Un templario, un pueblo que hace camino al andar y un peregrino que carga con una talla de la Virgen y se propone llegar... a Moscú

SERGIO GARCÍA

Hay cuestiones que escapan a toda lógica y son más fáciles de entender si uno se rinde a la evidencia de que lleva días transitando por una realidad paralela. No exagero. Imaginen nuestra sorpresa al llegar a Torres del Río y encontrar avituallamiento en un antiguo castillo templario que conserva las tumbas de 17 de sus más insignes caballeros. La tortilla de patatas y el mantel a cuadros desentonan con la abigarrada colección de espadas y yelmos. Carlos se empeña en recordar a la concurrencia que aquello, antes que un bar, es un albergue –‘La pata de la oca’, por más señas– y que él es el orgulloso depositario de una tradición que hunde sus raíces en el siglo XI. Veinte veces ha hecho el Camino... Viendo mi aspecto, me suena a ciencia ficción.

Nuestro anfitrión es templario, una orden, asegura, que está lejos de haber desaparecido, pese a llevar años relegada a las novelas esotéricas y de intriga. Mientras se coloca sobre los hombros la capa con la cruz paté explica los motivos de que escogiera retirarse a un pueblo de 60 vecinos –en invierno, la mitad–, «yo, que soy madrileño de séptima generación». Carlos, arquitecto y militar (no especifica en qué orden), es un hombre muy creyente –lógico– que despotrica de la Iglesia casi tanto como de los inconscientes que van esparciendo el COVID y obligando a cerrar albergues –vaya–, y que ha asumido que su misión en esta vida es prestar ayuda al caminante. Lo hace desde un pueblo que constituye un bastión en la Ruta Jacobea, donde se levanta el que fuera el primer hospital de peregrinos y enfrente de una réplica del Santo Sepulcro de Jerusalén. Hoy cuesta creerlo, pero hace diez siglos esto era la primera línea de batalla, con los sarracenos atrincherados en la vecina Sansol.

– Sácanos algo fresco, anda.

– Como no te ponga al del piso de arriba. Ayer se quiso ir sin pagar.
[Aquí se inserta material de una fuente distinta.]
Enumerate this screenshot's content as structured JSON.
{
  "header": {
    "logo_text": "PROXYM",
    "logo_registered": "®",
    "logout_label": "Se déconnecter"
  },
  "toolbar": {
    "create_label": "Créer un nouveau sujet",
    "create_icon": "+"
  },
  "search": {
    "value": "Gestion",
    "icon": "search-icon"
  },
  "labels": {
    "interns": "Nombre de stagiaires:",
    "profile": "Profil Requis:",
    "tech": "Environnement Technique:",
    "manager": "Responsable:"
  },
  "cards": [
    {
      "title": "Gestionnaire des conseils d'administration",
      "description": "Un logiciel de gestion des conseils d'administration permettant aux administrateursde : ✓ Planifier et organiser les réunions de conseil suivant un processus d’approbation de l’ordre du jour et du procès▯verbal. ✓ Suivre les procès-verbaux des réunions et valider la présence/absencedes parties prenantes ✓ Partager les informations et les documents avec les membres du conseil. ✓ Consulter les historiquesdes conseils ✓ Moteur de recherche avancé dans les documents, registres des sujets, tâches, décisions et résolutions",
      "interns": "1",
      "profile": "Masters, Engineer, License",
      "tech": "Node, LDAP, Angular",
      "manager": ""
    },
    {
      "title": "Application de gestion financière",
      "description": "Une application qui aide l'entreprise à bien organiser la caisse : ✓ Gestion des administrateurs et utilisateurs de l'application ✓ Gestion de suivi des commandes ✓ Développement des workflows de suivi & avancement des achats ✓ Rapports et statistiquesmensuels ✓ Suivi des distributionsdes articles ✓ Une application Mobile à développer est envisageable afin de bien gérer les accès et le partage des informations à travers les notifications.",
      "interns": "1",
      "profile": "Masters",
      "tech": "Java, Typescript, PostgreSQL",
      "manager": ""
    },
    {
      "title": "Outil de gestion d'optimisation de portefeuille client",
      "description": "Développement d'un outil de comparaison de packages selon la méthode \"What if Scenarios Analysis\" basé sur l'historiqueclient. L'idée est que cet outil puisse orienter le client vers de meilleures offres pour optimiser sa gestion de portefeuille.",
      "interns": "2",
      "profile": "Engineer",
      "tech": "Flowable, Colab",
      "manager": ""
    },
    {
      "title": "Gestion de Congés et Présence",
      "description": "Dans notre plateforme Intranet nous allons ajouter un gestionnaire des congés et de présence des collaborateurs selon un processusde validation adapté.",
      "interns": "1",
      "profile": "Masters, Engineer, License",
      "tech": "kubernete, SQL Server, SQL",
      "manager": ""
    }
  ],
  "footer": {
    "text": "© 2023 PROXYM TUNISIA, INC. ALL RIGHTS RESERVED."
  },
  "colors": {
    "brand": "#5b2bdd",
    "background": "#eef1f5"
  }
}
Dejamos a Carlos volcado en la tarea de dar alimento espiritual y del otro a la concurrencia y salimos de nuevo al camino, que reverbera como solo lo hacen las pelis del Oeste. Son once kilómetros como once puñaladas, con el mercurio estirándose como una bailarina del vientre, hasta que encontramos un chamizo a la sombra donde suena Amy Winehouse. Ahí acaba cualquier concesión a la modernidad, porque el agua debe estar 3º por debajo del horno que se respira ahí fuera.

Cuando finalmente llegamos a Viana, decido separarme del grupo y quedarme allí a comer como un obispo. Mientras hago tiempo paseando por la iglesia de la Asunción y veo la tumba de César Borgia, a quien sus conciudadanos enterraron a la puerta del templo para que todo el mundo lo pisara –no levantaba muchas simpatías, no–, conozco a Florencio, un agustino de Zaragoza que pasa allí sus vacaciones. Cuando mete su mano en el bolsillo doy por sentado que me va a regalar otra estampita –se ha convertido en un clásico estos días–, pero no. Me enseña una foto suya con Serrat, que tiene casa, asegura, en la calle de atrás y que viene largas temporadas o lo hacía antes de la pandemia. Bien pensado, no sé por qué debería sorprenderme ver allí al hombre que mejor ha versionado a Machado haciendo camino al andar.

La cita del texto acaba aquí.